Una vez más, huía de su pasado... como cada vez que un recuerdo de otra vida lo arrinconaba en un callejón de la oscura ciudad en la que se había convertido su mente. Sin luces que lo guiasen, se hundía en un profundo laberinto, lleno de sombras y tinieblas, donde no sabía qué mal sueño hechizaría su noche hasta que se topase con él.

Sin embargo, había un patrón que seguir; escenas recurrentes que, no importaba cuánto tratase de ahogarlas en alcohol, volvían a él una y otra vez. La fleur du mal, la fleur du lis. La marca de los condenados en un hombro de una nívea piel que, aunque había creído de delicada porcelana, había resultado ser del más duro alabastro. Si, una vez había amado aquella piel. Pero no entonces, años después, cuando el resentimiento por las mentiras de su dueña y el sentimiento de culpa por unos actos que su conciencia consideraba atroces seguían persiguiéndolo.

Athos se agitó en sueños, y unas sarta de palabras inconexas brotó de sus labios.

Era verano, y hacía calor, y todas las cosas crecían hermosas en aquel claro de bosque. La Naturaleza mostraba todos sus encantos en una explosión de vida y color, ¿y qué había aportado él a tan bucólica escena? El cadáver de una bella mujer, de cabellos de oro pálido y lánguidos ojos azules que, poco a poco, abandonaban toda expresión de vida. La cuerda había marcado su cuello, y sus muñecas y tobillos por la ferocidad con la que había tratado de librarse, mientras que él había contemplado cómo esos esfuerzos aceleraban su final.

Murió, y su cuerpo osciló en la horca como el péndulo de un reloj. Athos cortó las cuerdas y tendió a la mujer -su mujer- en la hierba. El olor de su perfume se mezcló con el de las blancas flores que cubrían el prado, y él... él...

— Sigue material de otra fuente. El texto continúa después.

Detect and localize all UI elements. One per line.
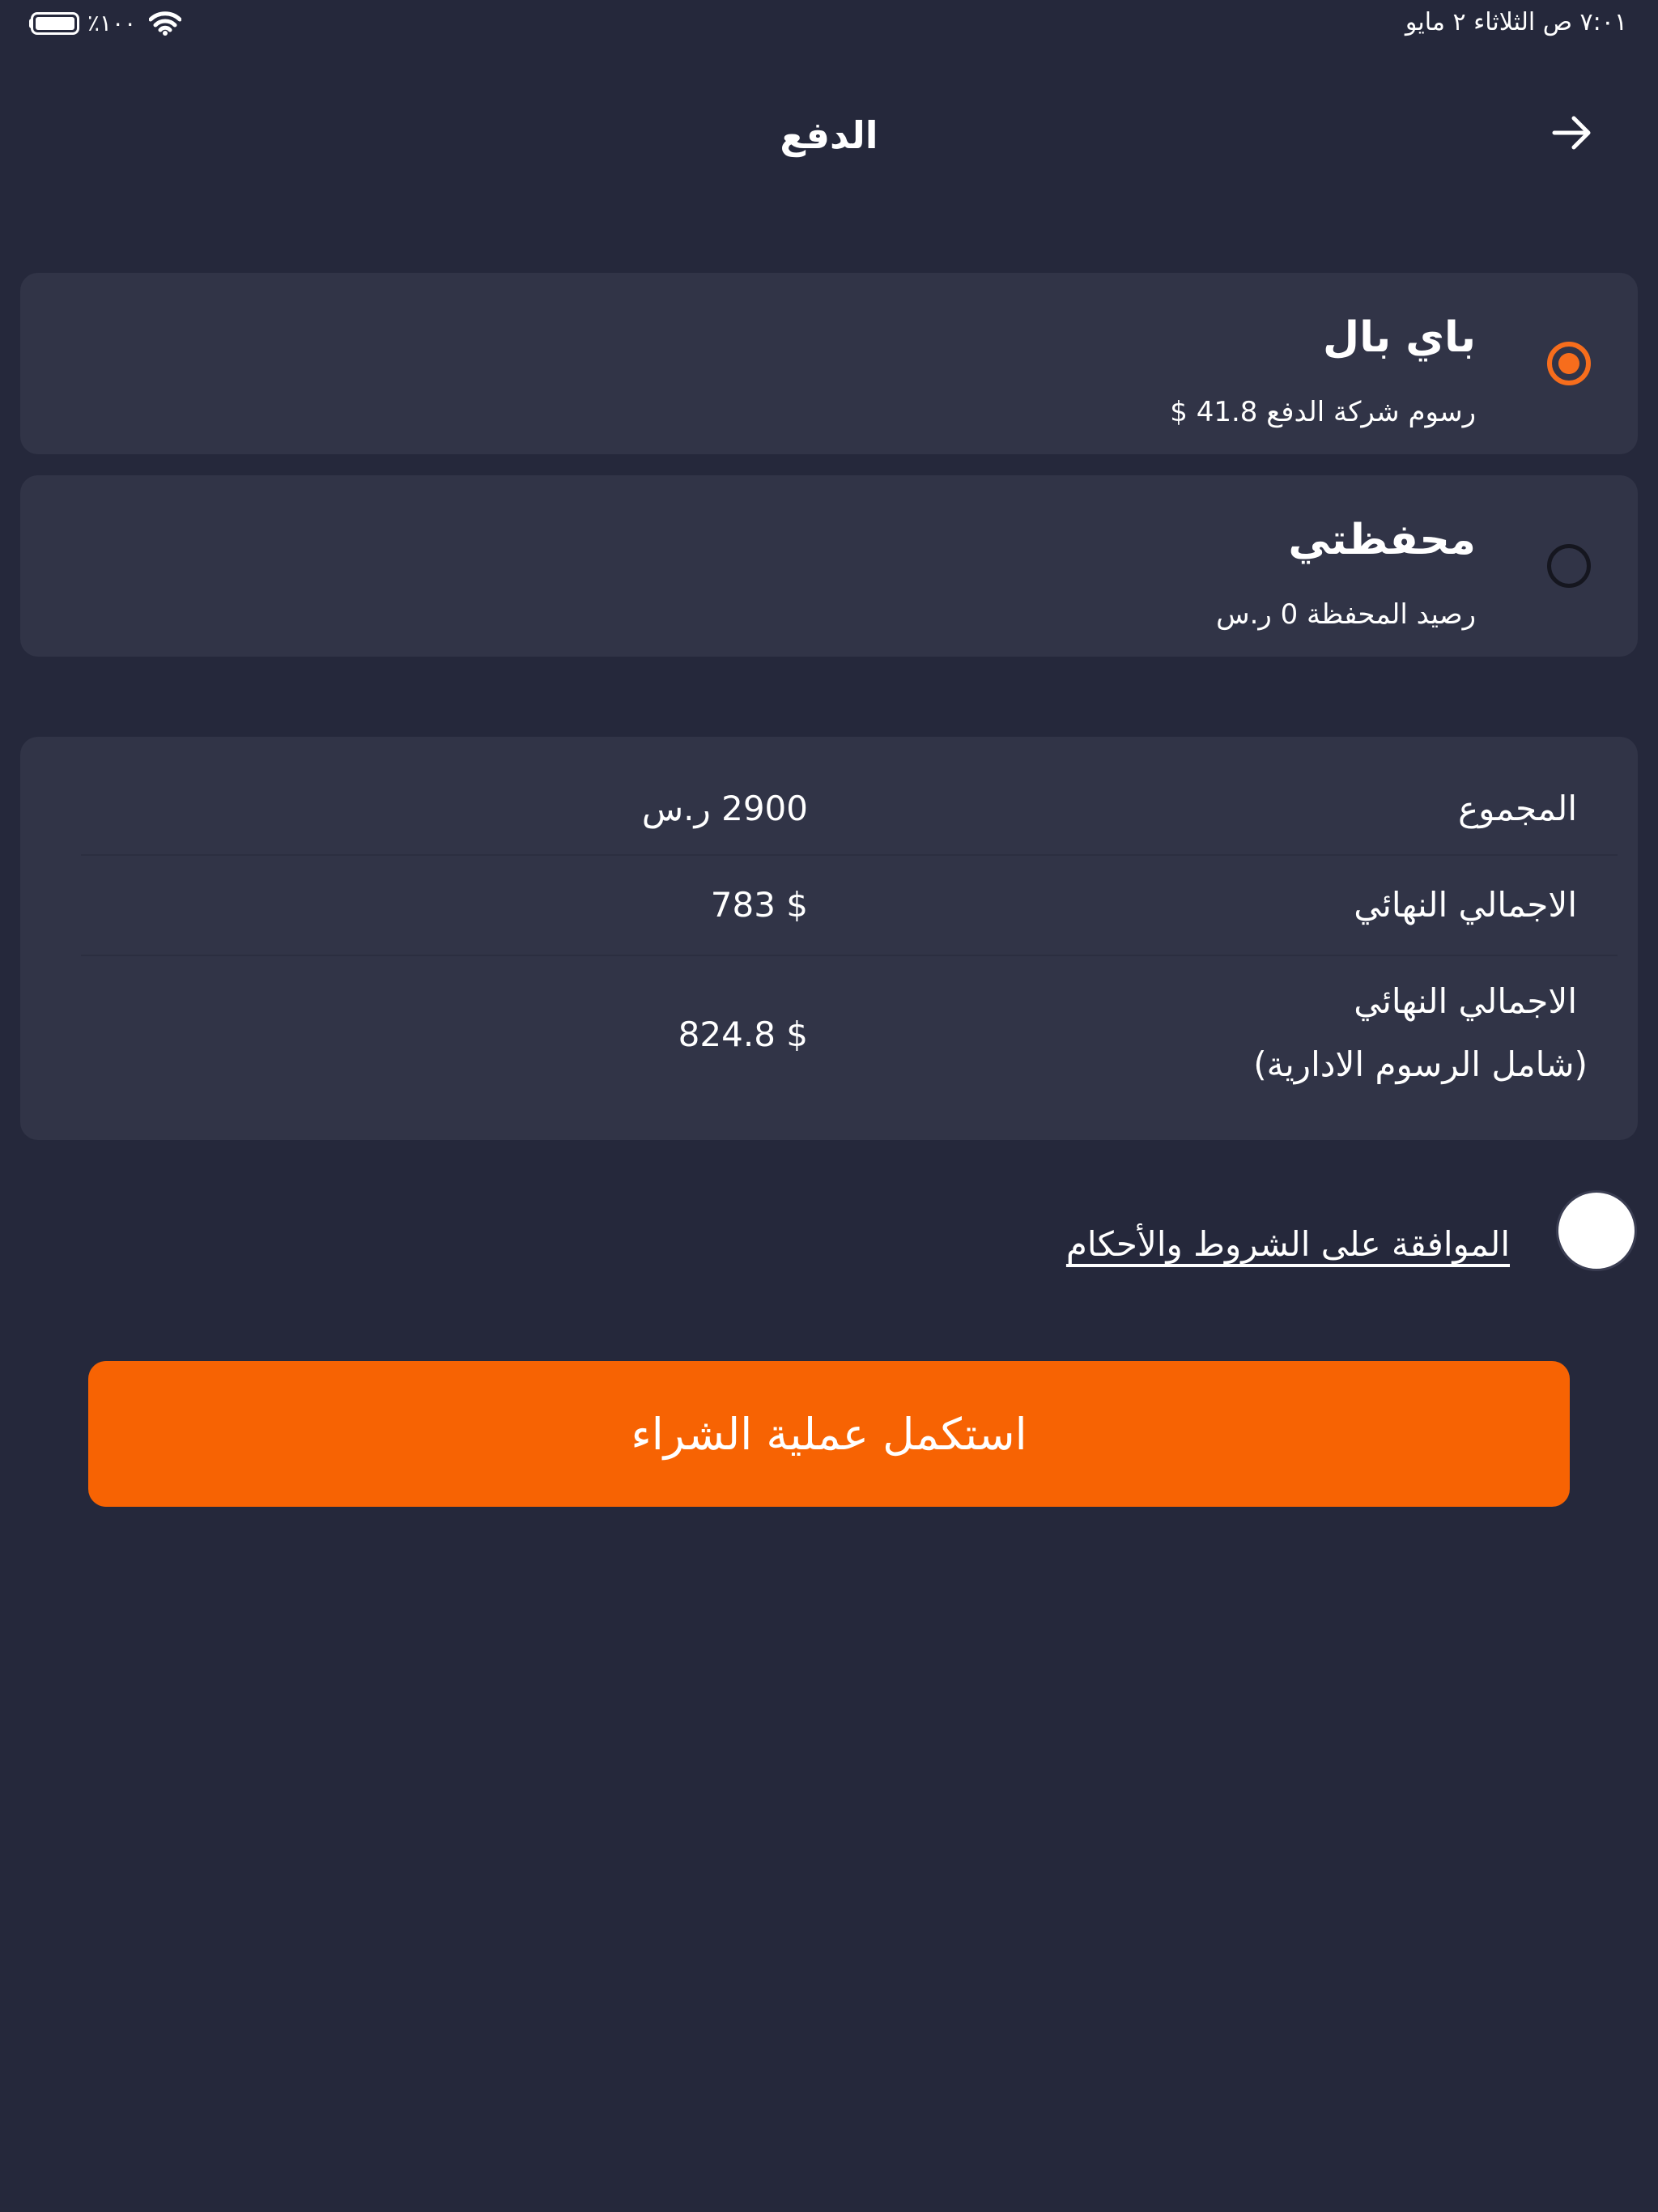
page-title: الدفع — [780, 113, 878, 157]
wifi-icon — [149, 11, 182, 36]
battery-percent: ٪١٠٠ — [87, 10, 137, 36]
status-indicators: ٪١٠٠ — [29, 10, 182, 36]
payment-option-paypal[interactable]: باي بال رسوم شركة الدفع 41.8 $ — [20, 273, 1638, 454]
terms-link[interactable]: الموافقة على الشروط والأحكام — [1066, 1224, 1510, 1264]
payment-option-title: محفظتي — [1288, 516, 1476, 564]
payment-option-title: باي بال — [1323, 313, 1476, 362]
summary-label-fees-note: (شامل الرسوم الادارية) — [1253, 1044, 1588, 1084]
payment-option-subtitle: رصيد المحفظة 0 ر.س — [1216, 598, 1476, 631]
summary-value-total: 2900 ر.س — [641, 789, 808, 828]
terms-checkbox[interactable] — [1556, 1190, 1637, 1271]
arrow-right-icon[interactable] — [1548, 108, 1596, 157]
order-summary: المجموع 2900 ر.س الاجمالي النهائي $ 783 … — [20, 737, 1638, 1140]
summary-value-final: $ 783 — [710, 885, 808, 925]
divider — [81, 955, 1618, 956]
payment-option-wallet[interactable]: محفظتي رصيد المحفظة 0 ر.س — [20, 475, 1638, 657]
payment-option-subtitle: رسوم شركة الدفع 41.8 $ — [1170, 396, 1476, 428]
summary-label-total: المجموع — [1458, 789, 1577, 828]
summary-value-final-with-fees: $ 824.8 — [678, 1015, 808, 1054]
divider — [81, 854, 1618, 856]
radio-paypal[interactable] — [1547, 342, 1591, 385]
complete-purchase-button[interactable]: استكمل عملية الشراء — [88, 1361, 1570, 1507]
status-time-date: ٧:٠١ ص الثلاثاء ٢ مايو — [1405, 8, 1627, 36]
summary-label-final-with-fees: الاجمالي النهائي — [1354, 981, 1577, 1021]
battery-icon — [29, 11, 79, 35]
summary-label-final: الاجمالي النهائي — [1354, 885, 1577, 925]
radio-wallet[interactable] — [1547, 544, 1591, 588]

Armand Athos despertó y se incorporó violentamente en su jergón; un sudor frío le corría por la espalda y le empapaba los cabellos oscuros, y su respiración estaba tan agitada que parecía que hubiese estado corriendo durante horas. Había lágrimas en sus mejillas, y sus hombros temblaban como si fuese a derrumbarse de un momento a otro; fue por eso que malgastó varios fósforos hasta que pudo hacerse con una pequeña llama con la que encender la lámpara de aceite de su mesita.

Señor, ¿podría alguna vez volver a dormir en paz? ¿Dejarían de atormentarlo los recuerdos de aquella mañana fatal? ¿Podría perdonarse a sí mismo y dejar de torturarse en vano? Dado lo reservado de su carácter y lo que le costaba hablar de sí mismo con otros, jamás había confesado su crimen a nadie, ni siquiera a su buen Aramis. Athos saltó del lecho para abalanzarse sobre la botella de vino que había dejado la noche anterior sobre su escritorio. No se molestó en tomar una copa del estante, ni en tomar asiento para disfrutar de la bebida, ni en los modales de bruto de taberna que pudiese estar mostrando. En aquel momento, estaba solo y nadie iba a juzgarlo por ahogar sus remordimientos en alcohol.

Horas después, cuando el sol comenzaba a asomar por sobre los edificios de París, Athos se encontró sentado frente a los rescoldos fríos del hogar. Su rostro estaba tan sereno como de costumbre, sin rastro de la pena, congoja y horror que lo habían desvelado en mitad de la noche. Junto a él, volcada en el suelo, había una botella vacía.